High precision polarization measurements, such as those from the Planck satellite, open new opportunities for the study of the magnetic field structure as traced by polarimetric measurements of the interstellar dust emission. The polarization parameters suffer from bias in the presence of measurement noise. It is critical to take into account all the information available in the data in order to accurately derive these parameters. In our previous work, we studied the bias on polarization fraction and angle, various estimators of these quantities, and their associated uncertainties. The goal of this paper is to characterize the bias on the polarization angle dispersion function that is used to study the spatial coherence of the polarization angle. We characterize for the first time the bias on the conventional estimator of the polarization angle dispersion function and show that it can be positive or negative depending on the true value. Monte Carlo simulations were performed to explore the impact of the noise properties of the polarization data, as well as the impact of the distribution of the true polarization angles on the bias. We show that in the case where the ellipticity of the noise in (Q, U) varies by less than 10%, one can use simplified, diagonal approximation of the noise covariance matrix. In other cases, the shape of the noise covariance matrix should be taken into account in the estimation of the polarization angle dispersion function. We also study new estimators such as the dichotomic and the polynomial estimators.
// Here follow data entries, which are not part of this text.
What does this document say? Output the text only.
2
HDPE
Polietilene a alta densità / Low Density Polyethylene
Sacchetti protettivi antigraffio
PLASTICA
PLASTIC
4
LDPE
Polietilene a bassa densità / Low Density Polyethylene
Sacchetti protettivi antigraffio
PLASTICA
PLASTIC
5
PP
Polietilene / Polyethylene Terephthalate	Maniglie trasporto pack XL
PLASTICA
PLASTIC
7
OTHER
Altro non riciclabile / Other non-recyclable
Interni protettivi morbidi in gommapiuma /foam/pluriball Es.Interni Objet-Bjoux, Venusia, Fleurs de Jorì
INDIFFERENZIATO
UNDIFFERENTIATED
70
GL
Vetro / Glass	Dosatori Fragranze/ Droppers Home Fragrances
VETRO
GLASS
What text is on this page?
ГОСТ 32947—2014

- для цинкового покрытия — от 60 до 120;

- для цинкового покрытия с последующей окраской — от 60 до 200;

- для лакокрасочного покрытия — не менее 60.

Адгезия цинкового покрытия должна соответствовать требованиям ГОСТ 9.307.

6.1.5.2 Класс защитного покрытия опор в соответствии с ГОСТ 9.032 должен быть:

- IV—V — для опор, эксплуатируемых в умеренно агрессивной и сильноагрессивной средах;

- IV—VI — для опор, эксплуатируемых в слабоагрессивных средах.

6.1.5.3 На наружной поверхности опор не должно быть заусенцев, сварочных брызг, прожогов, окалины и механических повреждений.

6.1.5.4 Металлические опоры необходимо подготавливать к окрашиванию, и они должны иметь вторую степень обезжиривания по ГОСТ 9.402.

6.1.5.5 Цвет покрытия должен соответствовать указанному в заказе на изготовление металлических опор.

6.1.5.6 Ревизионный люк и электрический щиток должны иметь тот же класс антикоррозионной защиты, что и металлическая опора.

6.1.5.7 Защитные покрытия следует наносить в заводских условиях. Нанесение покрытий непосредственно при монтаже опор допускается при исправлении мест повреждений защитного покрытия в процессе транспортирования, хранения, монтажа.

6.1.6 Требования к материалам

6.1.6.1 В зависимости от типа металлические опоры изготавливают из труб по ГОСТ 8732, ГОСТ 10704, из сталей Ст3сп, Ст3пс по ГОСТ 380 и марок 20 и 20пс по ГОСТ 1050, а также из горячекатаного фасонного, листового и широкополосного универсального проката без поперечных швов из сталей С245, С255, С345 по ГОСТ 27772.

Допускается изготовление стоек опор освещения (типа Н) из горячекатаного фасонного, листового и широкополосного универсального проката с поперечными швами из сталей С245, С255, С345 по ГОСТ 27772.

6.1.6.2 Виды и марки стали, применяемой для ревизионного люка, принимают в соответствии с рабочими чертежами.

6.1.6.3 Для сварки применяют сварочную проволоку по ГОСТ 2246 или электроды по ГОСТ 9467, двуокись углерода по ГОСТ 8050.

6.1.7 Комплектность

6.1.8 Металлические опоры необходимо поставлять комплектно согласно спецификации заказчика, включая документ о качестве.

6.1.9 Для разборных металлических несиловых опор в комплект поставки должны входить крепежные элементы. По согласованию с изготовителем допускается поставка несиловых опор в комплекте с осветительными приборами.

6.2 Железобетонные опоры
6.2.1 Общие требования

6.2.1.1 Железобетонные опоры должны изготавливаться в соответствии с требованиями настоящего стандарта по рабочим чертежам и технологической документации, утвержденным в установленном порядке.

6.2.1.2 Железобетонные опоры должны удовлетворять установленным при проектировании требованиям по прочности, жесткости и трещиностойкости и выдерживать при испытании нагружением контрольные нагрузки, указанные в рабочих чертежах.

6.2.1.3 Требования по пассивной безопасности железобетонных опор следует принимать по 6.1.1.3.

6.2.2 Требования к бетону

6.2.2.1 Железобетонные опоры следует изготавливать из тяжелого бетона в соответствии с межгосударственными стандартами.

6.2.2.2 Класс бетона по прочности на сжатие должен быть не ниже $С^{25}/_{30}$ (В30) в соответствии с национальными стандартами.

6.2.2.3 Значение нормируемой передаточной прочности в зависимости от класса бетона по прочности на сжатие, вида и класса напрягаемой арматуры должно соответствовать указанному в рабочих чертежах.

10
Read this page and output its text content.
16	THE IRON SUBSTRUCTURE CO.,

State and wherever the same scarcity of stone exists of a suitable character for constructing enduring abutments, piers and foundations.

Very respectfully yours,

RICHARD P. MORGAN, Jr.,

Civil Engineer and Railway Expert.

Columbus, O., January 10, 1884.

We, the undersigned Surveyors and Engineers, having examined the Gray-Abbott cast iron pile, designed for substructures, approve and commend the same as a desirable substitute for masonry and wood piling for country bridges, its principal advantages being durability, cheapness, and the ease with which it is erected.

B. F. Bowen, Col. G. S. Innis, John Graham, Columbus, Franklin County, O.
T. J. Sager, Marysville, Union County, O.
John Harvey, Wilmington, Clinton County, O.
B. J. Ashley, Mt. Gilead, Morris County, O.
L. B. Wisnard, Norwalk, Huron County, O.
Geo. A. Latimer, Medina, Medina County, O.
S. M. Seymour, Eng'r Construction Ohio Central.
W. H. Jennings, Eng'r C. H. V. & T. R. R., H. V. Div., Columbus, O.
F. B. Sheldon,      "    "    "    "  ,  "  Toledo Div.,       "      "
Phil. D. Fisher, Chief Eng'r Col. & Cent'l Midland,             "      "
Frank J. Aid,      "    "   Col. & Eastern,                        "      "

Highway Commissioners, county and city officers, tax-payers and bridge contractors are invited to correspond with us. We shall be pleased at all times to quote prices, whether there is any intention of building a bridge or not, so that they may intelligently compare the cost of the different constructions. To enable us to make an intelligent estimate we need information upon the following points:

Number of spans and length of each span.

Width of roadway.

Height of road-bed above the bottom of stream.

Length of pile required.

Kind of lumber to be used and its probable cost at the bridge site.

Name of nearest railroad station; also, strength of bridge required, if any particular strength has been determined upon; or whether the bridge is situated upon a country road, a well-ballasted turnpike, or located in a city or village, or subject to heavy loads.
Though the dichotomic estimator cannot be directly used to estimate the polarization angle dispersion function, we show that, on the one hand, it can serve as an indicator of the accuracy of the conventional estimator and, on the other hand, it can be used for deriving the polynomial estimator. We propose a method for determining the upper limit of the bias on the conventional estimator of the polarization angle dispersion function. The method is applicable to any linear polarization data set for which the noise covariance matrices are known.